Figures show people put an average of £8.26 into weekly collections at services last year, a rise of 5.8% from £7.81 in 2010.
Pledges via direct debit and standing orders have also risen taking the total to £14.6m - £462,000 more than in 2010.
Church leaders praised people's generosity in the economic climate over the last year.
They said parishioners had given £2.73m in "loose collections" and £11.87m in "planned giving" which includes direct debits.
This compared with £2.84m and £11.3m respectively in 2010.
"This is a tremendous achievement by church members, especially during a time of severe prolonged economic recession and insecurity," said a spokesperson.
Meanwhile, statistics show a "continuing decline" of between 2-4% in attendance on Sunday services and major festivals, such as Easter and Christmas.

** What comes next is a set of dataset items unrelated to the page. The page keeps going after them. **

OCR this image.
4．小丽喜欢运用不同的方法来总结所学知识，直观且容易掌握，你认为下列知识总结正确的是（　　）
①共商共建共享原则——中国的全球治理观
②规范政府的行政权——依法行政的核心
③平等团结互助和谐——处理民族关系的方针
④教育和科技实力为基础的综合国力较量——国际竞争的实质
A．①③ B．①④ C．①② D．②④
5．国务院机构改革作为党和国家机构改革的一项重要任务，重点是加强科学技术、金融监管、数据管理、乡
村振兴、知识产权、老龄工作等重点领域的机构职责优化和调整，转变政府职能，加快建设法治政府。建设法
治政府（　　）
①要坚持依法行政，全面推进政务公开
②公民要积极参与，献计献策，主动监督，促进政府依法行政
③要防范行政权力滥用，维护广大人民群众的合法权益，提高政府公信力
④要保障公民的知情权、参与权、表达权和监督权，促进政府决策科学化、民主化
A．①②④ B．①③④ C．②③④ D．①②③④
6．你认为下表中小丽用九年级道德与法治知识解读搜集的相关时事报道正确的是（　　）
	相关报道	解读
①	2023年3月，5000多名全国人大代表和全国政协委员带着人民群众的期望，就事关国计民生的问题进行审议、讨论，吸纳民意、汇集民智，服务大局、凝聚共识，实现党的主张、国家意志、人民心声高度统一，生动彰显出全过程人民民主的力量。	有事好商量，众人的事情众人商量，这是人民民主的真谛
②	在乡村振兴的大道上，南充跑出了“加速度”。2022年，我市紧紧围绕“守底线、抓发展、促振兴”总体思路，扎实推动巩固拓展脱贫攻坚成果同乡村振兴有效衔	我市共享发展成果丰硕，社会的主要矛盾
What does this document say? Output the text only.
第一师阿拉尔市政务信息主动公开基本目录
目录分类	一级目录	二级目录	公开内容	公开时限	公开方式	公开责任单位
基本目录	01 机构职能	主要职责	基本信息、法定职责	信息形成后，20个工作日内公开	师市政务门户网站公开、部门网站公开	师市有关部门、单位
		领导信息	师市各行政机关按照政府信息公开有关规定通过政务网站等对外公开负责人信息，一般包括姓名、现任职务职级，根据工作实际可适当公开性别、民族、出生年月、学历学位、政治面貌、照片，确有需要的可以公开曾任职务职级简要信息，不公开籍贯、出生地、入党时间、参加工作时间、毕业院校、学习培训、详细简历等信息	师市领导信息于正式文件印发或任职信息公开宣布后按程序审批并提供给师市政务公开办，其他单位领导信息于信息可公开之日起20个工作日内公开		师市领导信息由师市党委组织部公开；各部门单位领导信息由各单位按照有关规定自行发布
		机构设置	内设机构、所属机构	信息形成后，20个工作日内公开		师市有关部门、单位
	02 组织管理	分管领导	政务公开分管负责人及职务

The Church in Wales membership and finances 2011 report for its parishes also shows the gap between income and total expenditure is widening from £720,000 in 2010 to £1.1m.
Parish finances show a spending bill of £40.5m last year, which is a reduction on the previous year.
The church is currently running roadshows around its parishes giving advice about coping with "final pressures".
A radical shake-up of the Church in Wales was announced earlier this summer.
A review made 50 recommendations, including engaging more with young people.
Bangor Canon Mike Starkey said the statistics showed the church was "doing what we have always done with diminishing returns".
He said: "We have a visionary and radical new report which charts a way forward.
"But while restructuring is a good thing, that alone will not get us to the core of our problem.
"We need to ensure that we are renewing the church, not just re-engineering it."